Waktu terus berjalan hari menunjukkan mulai datang senja yang begitu indah di langit jingga. David duduk di lantai di depan kaca besar rumah sakit yang langsung melihat indahnya kota London pada malam hari.
Angel tertidur saat setelah meminum obat sedangkan Momi mengurus beberapa masalah yang terjadi di dalam butiknya, sebenarnya bisa saja David menyelesaikan masalah Momi hanya saja David ingin Angel lah yang akan menyelesaikannya.
"Tuhan akankah gue melihat keindahan seperti keindahan kota ini di masa depan atau kembali ke tempat gelap seperti dulu, semua ku serahkan padamu karena kau tau yang terbaik untukku" ujar David dalam hati.
"Bang kau tau apa yang sedang gue pikirkan, hanya dengan bersikap bodohlah gue bisa menjalani ini semua" ujar Angel yang sudah terbangun sembari menatap David lekat.
Momi yang melihat itu hanya menarik nafasnya panjang, berharap mereka akan menemukan kebahagiaan mereka masing masing.

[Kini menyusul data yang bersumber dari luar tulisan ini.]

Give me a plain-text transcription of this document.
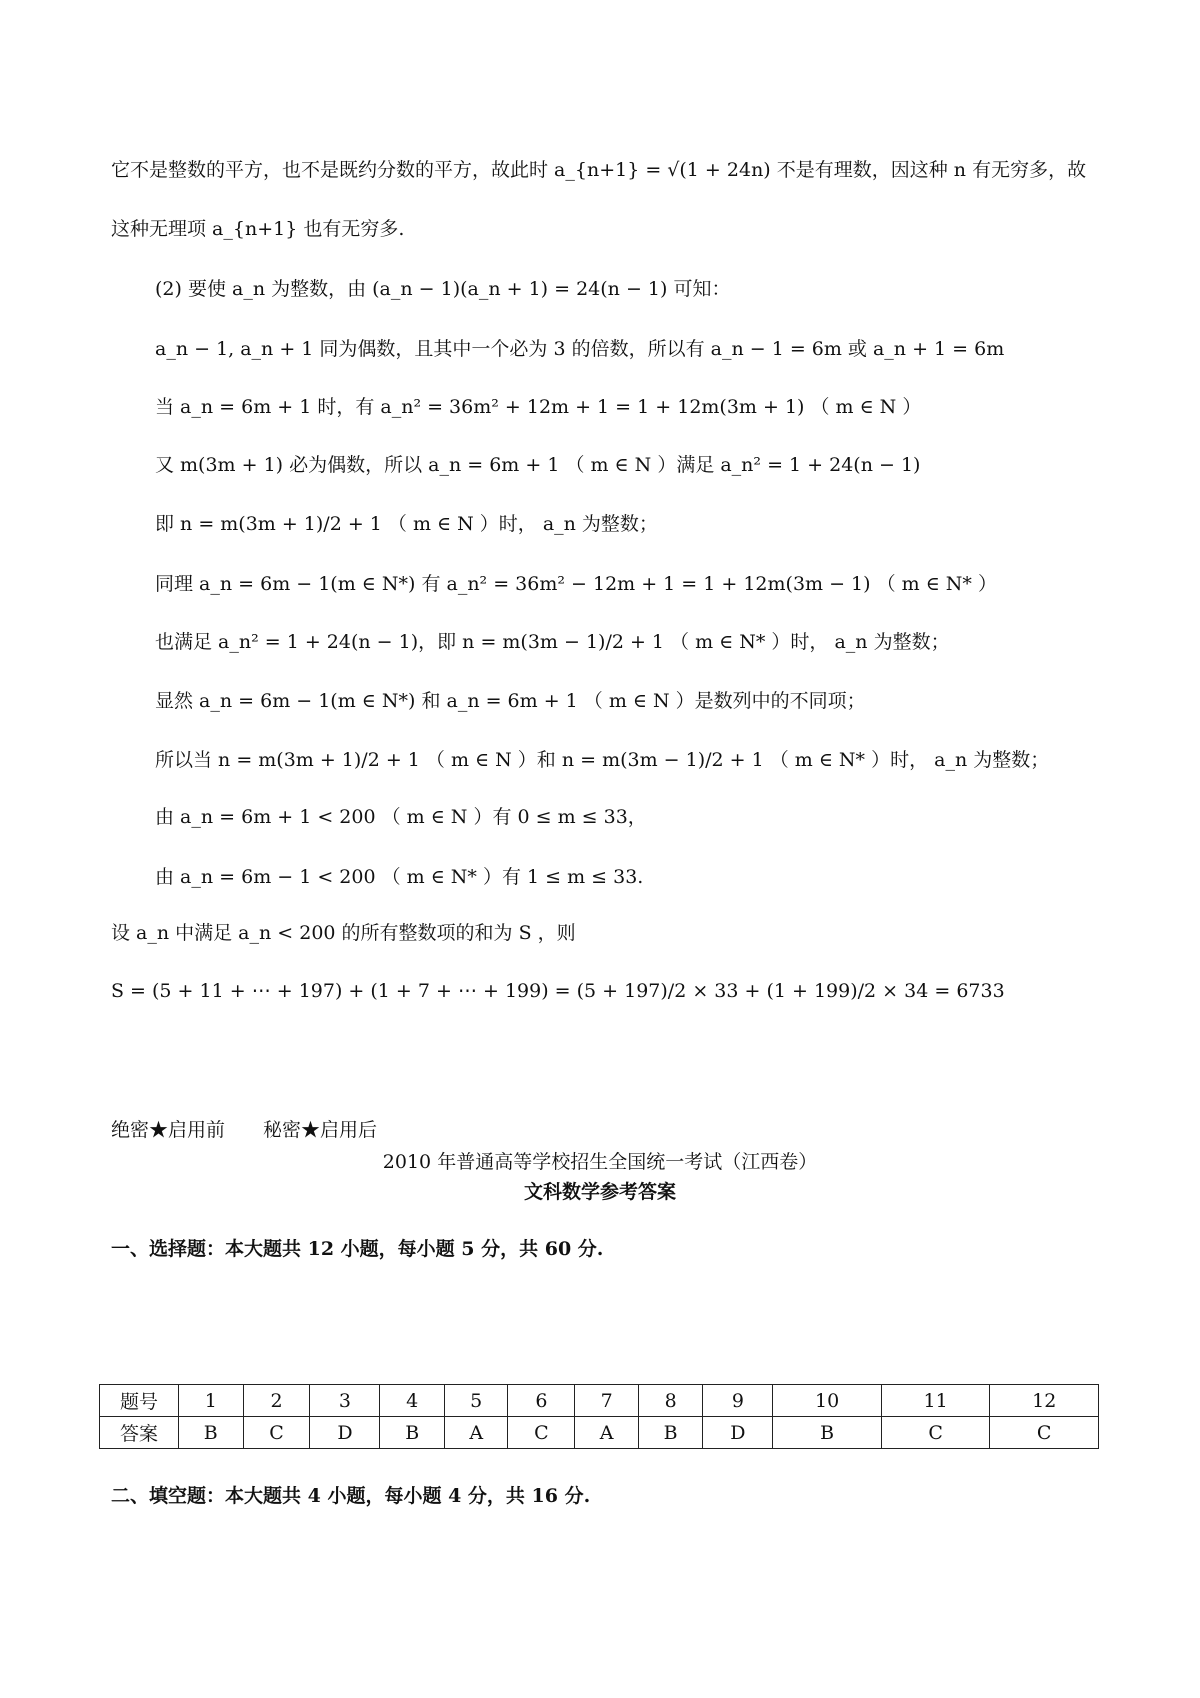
它不是整数的平方，也不是既约分数的平方，故此时 a_{n+1} = √(1 + 24n) 不是有理数，因这种 n 有无穷多，故
这种无理项 a_{n+1} 也有无穷多.
(2) 要使 a_n 为整数，由 (a_n − 1)(a_n + 1) = 24(n − 1) 可知：
a_n − 1, a_n + 1 同为偶数，且其中一个必为 3 的倍数，所以有 a_n − 1 = 6m 或 a_n + 1 = 6m
当 a_n = 6m + 1 时，有 a_n² = 36m² + 12m + 1 = 1 + 12m(3m + 1) （ m ∈ N ）
又 m(3m + 1) 必为偶数，所以 a_n = 6m + 1 （ m ∈ N ）满足 a_n² = 1 + 24(n − 1)
即 n = m(3m + 1)/2 + 1 （ m ∈ N ）时， a_n 为整数；
同理 a_n = 6m − 1(m ∈ N*) 有 a_n² = 36m² − 12m + 1 = 1 + 12m(3m − 1) （ m ∈ N* ）
也满足 a_n² = 1 + 24(n − 1)，即 n = m(3m − 1)/2 + 1 （ m ∈ N* ）时， a_n 为整数；
显然 a_n = 6m − 1(m ∈ N*) 和 a_n = 6m + 1 （ m ∈ N ）是数列中的不同项；
所以当 n = m(3m + 1)/2 + 1 （ m ∈ N ）和 n = m(3m − 1)/2 + 1 （ m ∈ N* ）时， a_n 为整数；
由 a_n = 6m + 1 < 200 （ m ∈ N ）有 0 ≤ m ≤ 33，
由 a_n = 6m − 1 < 200 （ m ∈ N* ）有 1 ≤ m ≤ 33.
设 a_n 中满足 a_n < 200 的所有整数项的和为 S ，则
S = (5 + 11 + ⋯ + 197) + (1 + 7 + ⋯ + 199) = (5 + 197)/2 × 33 + (1 + 199)/2 × 34 = 6733
绝密★启用前　　秘密★启用后
2010 年普通高等学校招生全国统一考试（江西卷）
文科数学参考答案
一、选择题：本大题共 12 小题，每小题 5 分，共 60 分.
题号	1	2	3	4	5	6	7	8	9	10	11	12
答案	B	C	D	B	A	C	A	B	D	B	C	C
二、填空题：本大题共 4 小题，每小题 4 分，共 16 分.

Momi berharap jika takdir berkata lain untuk mereka Momi akan terus mendukung mereka apapun keputusan mereka.
"Maafin Momi Boy Girl Momi tidak bisa berbuat lebih karena hati tidak akan bisa di paksakan tapi Momi berjanji Momi akan selalu memastikan kebahagaiaan kalain" ujar Momi dalam hati.
Mereka semua serius dengan pikiran masing masing sampai Dadi Darwin dan Kevin datang dengan tatapan bingung, mereka berfikir mungkinkah mereka sedang berbicara dengan bahasa hati agar semua rahasianya terjaga karena Momi menatap Angel namun Angel menatap punggung David.
"Ehemmmm" ujar Dadi membuyarkan semua lamunan.
"Hai Dad, kapan sampai" tanya Mom mencium tangan Dadi.
"Baru saja, bagaimana keadaannya Mom" ujar Dadi tersenyum.
"Udah baikan Dad, tadi dia juga udah minta pulang" ucap Momi.
Dadi tersenyum lalu mendekati Angel yang kembali berpura pura tertidur karena tidak bisa menahan air matanya yang akan mengalir, Angel tidak mau perasaannya akan mempemgaruhi keluarganya karena yang Angel tau Dadinya gak akan membiarkan hal itu terjadi.
"Honey" ujar Dadi membelai rambut Angel.
"Em.... Dadi" ujar Angel lesu.
"Gima udah baikan" ujar Dadi.
"Udah Dad, pulang yuk Dad" rengek Angel.
"Iya, tapi kamu harus sehat dulu" ucap Dadi pelan.
"Udah sehat Dadi, nih lihat" ucap Angel menunjukkan jiwa tangguhnya.
"Ya Dadi percaya, tapi besok aja ya pulangnya" pinta Dadi.
"Angel gak suka di sini Dad" ujar Angel.
"Siapa yang suka sama rumah sakit gak ada makanya jangan sakit" ujar Dadi.
"Hehe, ini juga Angel gak minta" ucap Angel tersenyum.
"Bukan jangan sakit tapi jangan pura pura kuat" ujar Kevin.
"Diem kamu ka, ganggu aja" ucap Angel.
"Siapa yang ganggu gak tuh" ujar Kevin santai membuat Angel memajukan bibirnya.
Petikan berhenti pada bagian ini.